Co living means sharing a space while on the road in an effort to maximize social interactions and minimize costs. The idea is to blend the many different types of travelers, to have the sense of community and connectivity under one roof, and to be able to save money. To me, it seems like this trend aimed towards the ever growing millennial/yuppie population who are assumed to be looking to network and socialize during business trips. (For those who don’t know, a yuppie is slang for a “young, urban professional”).
We took to Instagram last week to see if our followers would stay in a co living accommodation during a business trip and there were some mixed responses.
Many had strong opinions against sharing a place with colleagues, stating that they value their alone time where they can recharge and unwind. However, some were open to the idea and have even tried it themselves. On Twitter, 75% said they would not stay in a co living accommodation during a business trip, while 25% said they would.
There were a few, though, that have done it before and said it wasn’t all that bad but wouldn’t do it again.
Of course, we also had the response of business travelers that are pretty open to that kind of social interaction, though some said they would do it for certain “work perks”.
There are a few companies out there specializing in the up and coming trend.
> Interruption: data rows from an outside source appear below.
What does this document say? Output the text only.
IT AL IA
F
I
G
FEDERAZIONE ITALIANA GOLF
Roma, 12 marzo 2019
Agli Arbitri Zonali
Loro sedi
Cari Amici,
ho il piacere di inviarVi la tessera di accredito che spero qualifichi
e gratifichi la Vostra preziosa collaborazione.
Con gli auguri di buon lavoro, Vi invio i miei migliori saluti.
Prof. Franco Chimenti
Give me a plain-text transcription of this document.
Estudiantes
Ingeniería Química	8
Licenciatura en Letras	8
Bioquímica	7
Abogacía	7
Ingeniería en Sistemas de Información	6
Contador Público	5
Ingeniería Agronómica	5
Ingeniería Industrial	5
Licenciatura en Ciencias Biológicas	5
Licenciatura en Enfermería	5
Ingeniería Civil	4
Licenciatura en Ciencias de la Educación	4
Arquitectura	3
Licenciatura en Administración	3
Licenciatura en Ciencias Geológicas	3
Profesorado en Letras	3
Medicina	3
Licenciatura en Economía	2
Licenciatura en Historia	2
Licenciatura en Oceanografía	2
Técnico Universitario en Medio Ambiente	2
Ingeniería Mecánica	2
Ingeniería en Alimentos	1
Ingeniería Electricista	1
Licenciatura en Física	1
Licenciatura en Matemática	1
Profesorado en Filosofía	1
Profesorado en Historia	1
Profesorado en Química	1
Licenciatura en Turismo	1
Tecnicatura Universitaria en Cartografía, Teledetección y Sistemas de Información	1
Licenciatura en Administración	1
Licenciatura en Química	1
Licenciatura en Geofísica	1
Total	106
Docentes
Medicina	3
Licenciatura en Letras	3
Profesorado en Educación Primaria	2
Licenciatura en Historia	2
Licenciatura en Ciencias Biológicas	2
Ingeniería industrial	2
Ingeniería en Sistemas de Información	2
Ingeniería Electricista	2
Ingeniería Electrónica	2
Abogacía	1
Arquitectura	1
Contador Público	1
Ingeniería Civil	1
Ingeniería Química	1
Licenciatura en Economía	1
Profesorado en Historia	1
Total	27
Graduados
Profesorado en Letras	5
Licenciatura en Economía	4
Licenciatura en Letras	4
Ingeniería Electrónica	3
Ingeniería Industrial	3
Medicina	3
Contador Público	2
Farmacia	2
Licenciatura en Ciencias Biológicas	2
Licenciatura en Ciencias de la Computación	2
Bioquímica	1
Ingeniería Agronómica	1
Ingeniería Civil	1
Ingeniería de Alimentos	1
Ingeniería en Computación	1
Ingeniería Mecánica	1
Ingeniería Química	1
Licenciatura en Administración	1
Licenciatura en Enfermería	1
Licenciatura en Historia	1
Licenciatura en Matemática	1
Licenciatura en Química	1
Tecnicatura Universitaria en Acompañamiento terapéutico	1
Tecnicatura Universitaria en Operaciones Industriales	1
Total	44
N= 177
Coliving is a start-up that focuses on placing like-minded people together in shared spaces. They value collaboration over competition, sharing over consumption, and community alongside individuality. They have spaces in the United States and abroad too, in places like Spain, China, and Australia.
WeLive offers a membership program, similar to its co working sector. This membership includes your bed and linens, common areas, HDTV’s, Wi-Fi and the works, as well as all of the coffee, tea, and beer that you can drink. They offer rentals by the day, month, or year.
There is a co living start up specific to Los Angeles called PodShare that is also a membership-based company that allows you to live and work at any of their locations. The catch here is that the only doors in these spaces are for the showers and toilets. The idea behind that is the belief that a door may block out the opportunity of social interaction, networking, and community. Funnily enough, the inspiration for this open door concept came from MTV’s The Real World, according to an article posted by Skift.
Dare I mention that hostels may even be on the rise for business travel? The word hostel alone probably brings quite a distaste to the taste buds of many seasoned road warriors, for completely understandable reasons. When I think of a hostel, I picture a grimy room with three story bunk beds and bathrooms that look like they are cleaned once a month. Yes, maybe this is the case for backpackers looking for a nothing more than a bed to sleep in while they venture the world on what little amount of their savings is left.
However, Generator Hostels are defying that stereotype- I mean, their tagline is “Design-Led Hostels”- that definitely caught my eye when I first read about them. These hostels offer both shared and private rooms as well as unique spaces to host large events. These event spaces are meant to stand out from the typical boardroom/ballroom atmosphere. The rooms are marketed as affordable luxuries, and though they are only in Europe at this point, a branch will be opening in Miami next year. Read more about the idea behind Generator Hostels here.
This whole debate really reflects the fact that business travel is continuously evolving. Trends must keep up with every kind of road warrior, whether it be the one who has been traveling for business for the last two decades or the millennials that are just starting their careers. To me, it seems like this trend is focused on the latter. Would you choose to co live on your next business trip?